OUI le petit port de Bourgenay, familial, convivial et très agréable, était vieillissant. OUI il avait besoin d’une rénovation et de mises aux normes actuelles, mais … fallait-il pour autant céder aux sirènes de la bétonisation pour le transformer en une marina sans âme et sans identité comme on en trouve partout ? NON ! À ce propos, je me souviens, d’avoir assisté à une réunion publique, initiée par le maire actuel, lors de son mandat précédent, en présence d’un cabinet d’architectes. Le public nombreux s’accordait sur le fait qu’il fallait garder l’esprit du lieu. Toutes les propositions ne pouvaient pas être prises en compte mais dans le projet actuel, elles ont été toutes ignorées. Et quand les travaux seront terminés, je pense que les Talmondais et habitants de la Communauté de communes (ils paient aussi) seront encore plus déçus. Ce n’est pas de la nostalgie, c’est seulement le souhait que notre ville ne ressemble pas à une station balnéaire lambda et élitiste.
OUI, le bâtiment qui abritait l’hôtel de la Communauté dans la zone du Pâtis avait besoin d’être repensé en totalité. Mais fallait-il pour autant construire, face au château, un gros cube de béton, très encombrant et sur un terrain inondable (ancien port), ce qui bien sûr a coûté plus cher ? Le jour même de l’inauguration, il y a quelques mois, les murs étaient déjà salpêtrés (on comprend pourquoi) et il se murmure que le bâtiment est déjà trop exigu. Pouvait-on faire autrement ? OUI, notre ville dispose de nombreux autres terrains et l’espace libéré, à l’heure du réchauffement climatique, aurait pu être arboré pour devenir le poumon vivant du cœur de ville. Ça se fait ailleurs et même dans des villages proches. Ce n’est pas de la nostalgie, c’est du bon sens.

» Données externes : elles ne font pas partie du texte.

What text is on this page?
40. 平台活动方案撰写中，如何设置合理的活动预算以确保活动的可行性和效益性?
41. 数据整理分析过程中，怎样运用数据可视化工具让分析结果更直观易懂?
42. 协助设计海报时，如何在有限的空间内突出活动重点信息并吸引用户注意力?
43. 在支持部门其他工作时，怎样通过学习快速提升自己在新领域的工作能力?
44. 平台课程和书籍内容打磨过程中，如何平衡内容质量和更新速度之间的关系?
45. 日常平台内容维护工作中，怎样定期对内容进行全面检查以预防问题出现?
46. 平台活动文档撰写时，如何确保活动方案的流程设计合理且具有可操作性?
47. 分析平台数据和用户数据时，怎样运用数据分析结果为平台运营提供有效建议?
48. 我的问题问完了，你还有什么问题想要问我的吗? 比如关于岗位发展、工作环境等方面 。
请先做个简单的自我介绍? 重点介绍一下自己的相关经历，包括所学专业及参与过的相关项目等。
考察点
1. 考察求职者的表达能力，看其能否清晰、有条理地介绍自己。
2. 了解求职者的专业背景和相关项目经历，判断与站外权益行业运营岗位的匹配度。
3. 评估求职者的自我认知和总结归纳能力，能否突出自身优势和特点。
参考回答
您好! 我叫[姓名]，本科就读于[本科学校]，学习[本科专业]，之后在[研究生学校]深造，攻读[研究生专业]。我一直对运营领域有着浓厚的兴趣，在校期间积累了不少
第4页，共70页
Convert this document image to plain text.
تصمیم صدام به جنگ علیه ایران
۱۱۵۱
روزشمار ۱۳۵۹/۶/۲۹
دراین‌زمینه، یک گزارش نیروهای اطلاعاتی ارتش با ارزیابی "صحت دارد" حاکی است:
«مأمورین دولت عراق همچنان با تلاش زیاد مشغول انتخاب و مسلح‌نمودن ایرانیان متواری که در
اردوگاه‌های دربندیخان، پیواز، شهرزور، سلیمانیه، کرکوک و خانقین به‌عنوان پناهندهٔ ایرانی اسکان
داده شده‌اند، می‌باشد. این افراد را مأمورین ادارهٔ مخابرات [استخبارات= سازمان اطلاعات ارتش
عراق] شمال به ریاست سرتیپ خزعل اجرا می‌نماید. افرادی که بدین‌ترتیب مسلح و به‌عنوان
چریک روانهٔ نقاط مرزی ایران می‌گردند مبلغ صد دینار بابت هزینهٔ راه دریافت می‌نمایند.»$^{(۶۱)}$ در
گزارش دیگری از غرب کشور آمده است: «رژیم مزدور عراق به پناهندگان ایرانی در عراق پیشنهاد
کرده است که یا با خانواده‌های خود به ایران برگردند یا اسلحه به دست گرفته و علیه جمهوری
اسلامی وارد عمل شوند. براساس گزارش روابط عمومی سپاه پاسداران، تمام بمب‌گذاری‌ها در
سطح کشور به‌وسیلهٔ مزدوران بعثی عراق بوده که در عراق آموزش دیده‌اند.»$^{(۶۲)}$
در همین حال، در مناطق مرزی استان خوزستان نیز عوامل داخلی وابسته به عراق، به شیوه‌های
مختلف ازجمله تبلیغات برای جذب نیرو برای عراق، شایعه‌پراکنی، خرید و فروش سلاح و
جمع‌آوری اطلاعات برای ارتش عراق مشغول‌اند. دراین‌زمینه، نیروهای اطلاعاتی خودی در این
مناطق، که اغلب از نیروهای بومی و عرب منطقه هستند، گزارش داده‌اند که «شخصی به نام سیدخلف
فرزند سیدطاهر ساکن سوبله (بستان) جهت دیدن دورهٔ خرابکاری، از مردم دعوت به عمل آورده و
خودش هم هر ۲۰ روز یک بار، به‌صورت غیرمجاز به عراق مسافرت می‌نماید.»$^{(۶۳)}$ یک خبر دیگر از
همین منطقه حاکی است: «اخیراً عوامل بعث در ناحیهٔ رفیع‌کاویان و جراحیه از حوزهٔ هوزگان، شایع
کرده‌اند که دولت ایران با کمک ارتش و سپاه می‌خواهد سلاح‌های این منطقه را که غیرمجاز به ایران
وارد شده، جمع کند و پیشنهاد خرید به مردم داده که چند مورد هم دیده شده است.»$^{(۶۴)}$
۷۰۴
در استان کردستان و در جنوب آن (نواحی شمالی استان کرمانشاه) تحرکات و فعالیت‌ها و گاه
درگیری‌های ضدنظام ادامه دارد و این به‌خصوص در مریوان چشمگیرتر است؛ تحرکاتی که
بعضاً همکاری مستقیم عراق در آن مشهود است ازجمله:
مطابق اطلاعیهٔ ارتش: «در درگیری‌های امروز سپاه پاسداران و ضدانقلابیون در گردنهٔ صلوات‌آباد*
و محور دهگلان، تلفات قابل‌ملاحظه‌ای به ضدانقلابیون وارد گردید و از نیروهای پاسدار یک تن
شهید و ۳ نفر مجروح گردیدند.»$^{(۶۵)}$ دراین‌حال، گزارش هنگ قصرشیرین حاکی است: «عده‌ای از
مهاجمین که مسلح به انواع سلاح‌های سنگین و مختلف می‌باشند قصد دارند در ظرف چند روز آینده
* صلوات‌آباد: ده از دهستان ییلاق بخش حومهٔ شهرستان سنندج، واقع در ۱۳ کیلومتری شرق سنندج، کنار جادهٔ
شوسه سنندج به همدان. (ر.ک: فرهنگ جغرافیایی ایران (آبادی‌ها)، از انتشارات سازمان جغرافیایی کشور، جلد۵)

OUI la collecte des déchets devait évoluer afin que chacun se sente acteur de progrès dans ce domaine. Mais NON, le dispositif mis en place ne donne pas satisfaction. Il est discriminant, inefficace et très critiqué. Et comble d’ironie, les finances de ce service payé par la redevance donc par les contribuables, sont excédentaires ! 18 maires béni-oui-oui de la Communauté soutiennent le maire de Talmont qui reste sourd aux protestations et s’obstine dans l’erreur. Ce n’est pas de la nostalgie, ce n’est pas une demande de retour en arrière, c’est le respect dû aux contribuables au moins pour envisager des améliorations possibles et viables. Au passage, seul le maire de Saint Vincent sur Jard ose «l’ouvrir». Je ne sais pas si nous partageons les mêmes valeurs avec ce monsieur, je ne le connais pas, mais il force mon admiration. Faire face à l’humiliation publique infligée devant ses collègues maires, regroupés derrière le maire de Talmont, président de la Communauté, lui-même cornaqué par de vieux briscards réactionnaires de notre département, c’est extrêmement courageux.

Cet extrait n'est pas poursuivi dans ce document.